In der Immunabwehr ist Kommunikation entscheidend: Wenn zum Beispiel ein Virus eine Zelle infiziert, dann setzt die Zelle Signalmoleküle frei. Dadurch werden Abwehrzellen alarmiert, und in kürzester Zeit ist unser gesamtes Immunsystem aktiv. Immunzellen verarbeiten diese Signale insbesondere über den JAK-STAT-Signalweg – benannt nach Janus, dem zweiköpfigen römischen Gott des Anfangs und des Endes. Dieser Signalweg wirkt wie ein direkter Draht von der Signalerkennung zum Kern der Abwehrzellen, wo er eine Reihe von Genen aktiviert und die Zellen in den Angriffsmodus versetzt.

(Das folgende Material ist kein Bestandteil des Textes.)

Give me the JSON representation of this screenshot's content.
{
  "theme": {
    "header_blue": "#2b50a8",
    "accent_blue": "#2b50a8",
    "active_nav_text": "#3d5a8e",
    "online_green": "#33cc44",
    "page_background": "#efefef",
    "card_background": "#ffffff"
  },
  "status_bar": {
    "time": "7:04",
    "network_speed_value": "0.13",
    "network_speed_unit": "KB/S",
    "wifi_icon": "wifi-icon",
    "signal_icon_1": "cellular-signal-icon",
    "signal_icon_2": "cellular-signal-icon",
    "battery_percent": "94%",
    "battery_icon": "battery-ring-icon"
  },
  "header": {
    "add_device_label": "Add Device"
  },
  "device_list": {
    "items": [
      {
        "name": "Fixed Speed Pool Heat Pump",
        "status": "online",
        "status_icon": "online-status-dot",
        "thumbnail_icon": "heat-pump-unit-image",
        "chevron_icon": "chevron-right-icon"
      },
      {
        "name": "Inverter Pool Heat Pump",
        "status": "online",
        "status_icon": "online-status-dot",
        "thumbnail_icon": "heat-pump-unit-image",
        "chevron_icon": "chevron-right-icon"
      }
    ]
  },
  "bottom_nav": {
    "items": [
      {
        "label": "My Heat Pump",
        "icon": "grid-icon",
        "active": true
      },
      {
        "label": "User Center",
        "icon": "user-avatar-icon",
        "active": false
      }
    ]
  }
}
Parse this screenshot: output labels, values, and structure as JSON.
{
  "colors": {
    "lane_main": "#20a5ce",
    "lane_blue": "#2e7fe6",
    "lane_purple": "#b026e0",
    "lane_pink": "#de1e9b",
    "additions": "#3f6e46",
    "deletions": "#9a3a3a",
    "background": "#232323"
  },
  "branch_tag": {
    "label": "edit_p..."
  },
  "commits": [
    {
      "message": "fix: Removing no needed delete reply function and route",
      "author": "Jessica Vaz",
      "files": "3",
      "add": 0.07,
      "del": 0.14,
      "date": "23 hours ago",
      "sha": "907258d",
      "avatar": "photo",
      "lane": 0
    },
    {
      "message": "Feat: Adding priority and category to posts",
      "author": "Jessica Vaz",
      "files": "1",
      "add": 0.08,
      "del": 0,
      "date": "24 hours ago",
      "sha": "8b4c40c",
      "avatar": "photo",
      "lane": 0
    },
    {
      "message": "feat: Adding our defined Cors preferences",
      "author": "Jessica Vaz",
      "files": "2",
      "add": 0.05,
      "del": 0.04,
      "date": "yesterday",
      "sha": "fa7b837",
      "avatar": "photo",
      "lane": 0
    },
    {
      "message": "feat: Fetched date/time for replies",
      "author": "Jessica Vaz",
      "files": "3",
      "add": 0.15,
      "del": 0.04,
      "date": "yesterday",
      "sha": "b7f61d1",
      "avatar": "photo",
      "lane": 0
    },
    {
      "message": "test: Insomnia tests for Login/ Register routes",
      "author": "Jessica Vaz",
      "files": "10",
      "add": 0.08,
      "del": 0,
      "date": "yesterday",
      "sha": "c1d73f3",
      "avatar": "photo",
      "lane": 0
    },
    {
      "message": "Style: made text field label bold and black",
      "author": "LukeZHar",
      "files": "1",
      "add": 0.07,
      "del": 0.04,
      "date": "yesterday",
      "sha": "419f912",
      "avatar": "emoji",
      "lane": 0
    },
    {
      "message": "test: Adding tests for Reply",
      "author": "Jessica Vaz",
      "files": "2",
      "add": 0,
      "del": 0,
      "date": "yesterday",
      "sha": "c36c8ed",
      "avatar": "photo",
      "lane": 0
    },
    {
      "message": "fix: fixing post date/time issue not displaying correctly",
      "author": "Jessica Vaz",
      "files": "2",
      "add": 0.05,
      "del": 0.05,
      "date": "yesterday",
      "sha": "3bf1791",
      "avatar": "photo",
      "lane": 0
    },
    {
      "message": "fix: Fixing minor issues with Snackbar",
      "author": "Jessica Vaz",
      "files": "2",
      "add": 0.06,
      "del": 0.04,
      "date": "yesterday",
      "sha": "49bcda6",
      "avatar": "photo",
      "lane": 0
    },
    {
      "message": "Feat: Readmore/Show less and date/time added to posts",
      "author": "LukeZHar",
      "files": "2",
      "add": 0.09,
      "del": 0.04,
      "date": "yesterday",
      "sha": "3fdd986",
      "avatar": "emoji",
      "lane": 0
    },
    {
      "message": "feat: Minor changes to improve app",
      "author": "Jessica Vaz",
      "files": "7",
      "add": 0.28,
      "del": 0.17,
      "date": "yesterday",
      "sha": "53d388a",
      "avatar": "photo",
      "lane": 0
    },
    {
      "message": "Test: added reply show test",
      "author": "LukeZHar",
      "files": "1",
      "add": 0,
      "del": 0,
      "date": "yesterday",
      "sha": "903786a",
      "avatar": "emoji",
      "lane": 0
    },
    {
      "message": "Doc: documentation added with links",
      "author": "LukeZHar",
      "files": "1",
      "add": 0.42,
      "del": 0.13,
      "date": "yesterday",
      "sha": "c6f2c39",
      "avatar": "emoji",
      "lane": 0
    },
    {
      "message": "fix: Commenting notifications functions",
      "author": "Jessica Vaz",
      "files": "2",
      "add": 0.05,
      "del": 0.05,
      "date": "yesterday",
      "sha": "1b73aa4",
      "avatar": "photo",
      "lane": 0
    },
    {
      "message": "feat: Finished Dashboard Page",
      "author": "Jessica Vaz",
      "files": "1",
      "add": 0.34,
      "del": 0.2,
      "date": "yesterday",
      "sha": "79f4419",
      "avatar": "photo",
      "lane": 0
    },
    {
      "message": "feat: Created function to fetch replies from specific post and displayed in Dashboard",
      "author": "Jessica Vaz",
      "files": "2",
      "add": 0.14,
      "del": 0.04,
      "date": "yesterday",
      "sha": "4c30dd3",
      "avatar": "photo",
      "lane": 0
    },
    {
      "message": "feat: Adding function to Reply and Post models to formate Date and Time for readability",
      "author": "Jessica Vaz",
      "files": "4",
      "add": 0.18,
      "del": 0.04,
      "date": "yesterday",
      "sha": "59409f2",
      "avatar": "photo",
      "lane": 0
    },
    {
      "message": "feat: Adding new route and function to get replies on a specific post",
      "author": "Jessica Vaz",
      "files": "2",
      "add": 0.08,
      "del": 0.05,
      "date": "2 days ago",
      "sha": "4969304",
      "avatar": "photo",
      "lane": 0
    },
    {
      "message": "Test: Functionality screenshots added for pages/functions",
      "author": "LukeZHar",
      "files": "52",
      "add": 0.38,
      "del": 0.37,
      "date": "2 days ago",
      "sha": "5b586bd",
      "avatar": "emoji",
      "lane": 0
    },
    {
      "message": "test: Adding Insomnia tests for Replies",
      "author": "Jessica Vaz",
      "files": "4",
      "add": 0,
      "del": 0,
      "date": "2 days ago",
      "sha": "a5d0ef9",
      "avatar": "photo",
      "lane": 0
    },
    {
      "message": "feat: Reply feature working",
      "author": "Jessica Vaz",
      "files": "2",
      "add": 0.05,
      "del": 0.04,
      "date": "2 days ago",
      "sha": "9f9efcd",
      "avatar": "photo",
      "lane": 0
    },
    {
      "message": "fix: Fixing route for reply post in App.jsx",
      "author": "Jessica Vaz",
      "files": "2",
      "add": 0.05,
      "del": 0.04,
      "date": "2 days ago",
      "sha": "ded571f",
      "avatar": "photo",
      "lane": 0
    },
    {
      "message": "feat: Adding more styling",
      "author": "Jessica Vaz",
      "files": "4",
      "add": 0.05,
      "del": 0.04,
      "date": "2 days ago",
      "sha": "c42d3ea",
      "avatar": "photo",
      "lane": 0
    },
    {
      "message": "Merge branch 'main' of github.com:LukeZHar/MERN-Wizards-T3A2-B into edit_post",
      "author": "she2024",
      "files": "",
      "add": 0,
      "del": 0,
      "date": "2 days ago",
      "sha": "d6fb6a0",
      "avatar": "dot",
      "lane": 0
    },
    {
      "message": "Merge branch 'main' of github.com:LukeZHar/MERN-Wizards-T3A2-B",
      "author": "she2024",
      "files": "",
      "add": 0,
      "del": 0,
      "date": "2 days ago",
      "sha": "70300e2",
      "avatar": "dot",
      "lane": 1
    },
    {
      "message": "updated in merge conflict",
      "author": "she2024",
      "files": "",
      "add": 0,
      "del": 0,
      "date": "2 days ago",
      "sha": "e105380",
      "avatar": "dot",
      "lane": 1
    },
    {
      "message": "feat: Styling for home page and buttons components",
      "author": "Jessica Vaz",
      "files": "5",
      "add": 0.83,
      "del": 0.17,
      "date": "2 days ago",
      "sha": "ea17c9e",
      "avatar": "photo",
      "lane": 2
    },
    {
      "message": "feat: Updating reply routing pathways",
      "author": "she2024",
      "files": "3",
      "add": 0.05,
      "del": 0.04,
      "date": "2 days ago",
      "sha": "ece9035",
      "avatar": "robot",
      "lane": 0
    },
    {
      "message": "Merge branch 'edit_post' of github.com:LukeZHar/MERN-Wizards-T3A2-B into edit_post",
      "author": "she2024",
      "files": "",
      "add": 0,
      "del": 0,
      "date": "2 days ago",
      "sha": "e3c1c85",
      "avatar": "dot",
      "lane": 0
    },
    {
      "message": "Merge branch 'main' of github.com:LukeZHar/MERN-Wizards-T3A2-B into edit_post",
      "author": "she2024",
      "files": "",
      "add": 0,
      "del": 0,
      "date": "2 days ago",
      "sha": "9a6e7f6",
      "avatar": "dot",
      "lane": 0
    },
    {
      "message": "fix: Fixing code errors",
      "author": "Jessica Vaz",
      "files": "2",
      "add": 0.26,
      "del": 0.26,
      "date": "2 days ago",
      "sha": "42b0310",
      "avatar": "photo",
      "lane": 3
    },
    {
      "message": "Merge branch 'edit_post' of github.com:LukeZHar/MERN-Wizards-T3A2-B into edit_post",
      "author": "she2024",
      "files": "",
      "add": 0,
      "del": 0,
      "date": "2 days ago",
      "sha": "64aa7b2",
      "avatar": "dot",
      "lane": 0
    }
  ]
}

Selbst wenn gerade keine Gefahr droht, müssen unsere Abwehrzellen immer wachsam sein. Gleichzeitig dürfen sie keine Schäden durch unnötige Aktivität anrichten, wie es bei Autoimmunerkrankungen der Fall ist. Wie unsere Abwehrzellen die Balance halten, ist bisher kaum verstanden.
Forschung zu Abwehrzellaktivierung
Ein Team von Wiener Forschungsgruppen hat nun in der renommierten Fachzeitschrift „Nature Immunology“ eine Erklärung präsentiert: „Derselbe JAK-STAT-Signalweg, der die Abwehrzellen bei einer Infektion aktiviert, hält sie auch in Bereitschaft“ erklärt Christoph Bock, Principal Investigator am CeMM und Professor an der MedUni Wien. Die Abwehrzellen müssen daher bei einer Infektion nur die Intensität des Signalwegs erhöhen; das geht viel schneller, als einen Signalweg komplett neu anzuschalten.
Um zu dieser Erkenntnis zu gelangen, hat das Team zwölf verschiedene Maus-Modelle untersucht, bei denen jeweils eine Komponente des JAK-STAT-Signalweg genetisch verändert ist. Diese Mäuse wurden frei von Krankheiten aufgezogen und mit genetisch unveränderten Mäusen verglichen. Dabei fiel auf, dass diesen Mäusen die charakteristische Genaktivität und epigenetische Regulation des Bereitschaftszustands teilweise fehlte. Etwas Ähnliches passierte auch, wenn die Abwehrzellen aus ihrem natürlichen Umfeld gerissen und im Labor gehalten wurden: Sie verloren ihren charakteristischen Bereitschaftszustand und teilweise sogar ihre Identität als Abwehrzellen.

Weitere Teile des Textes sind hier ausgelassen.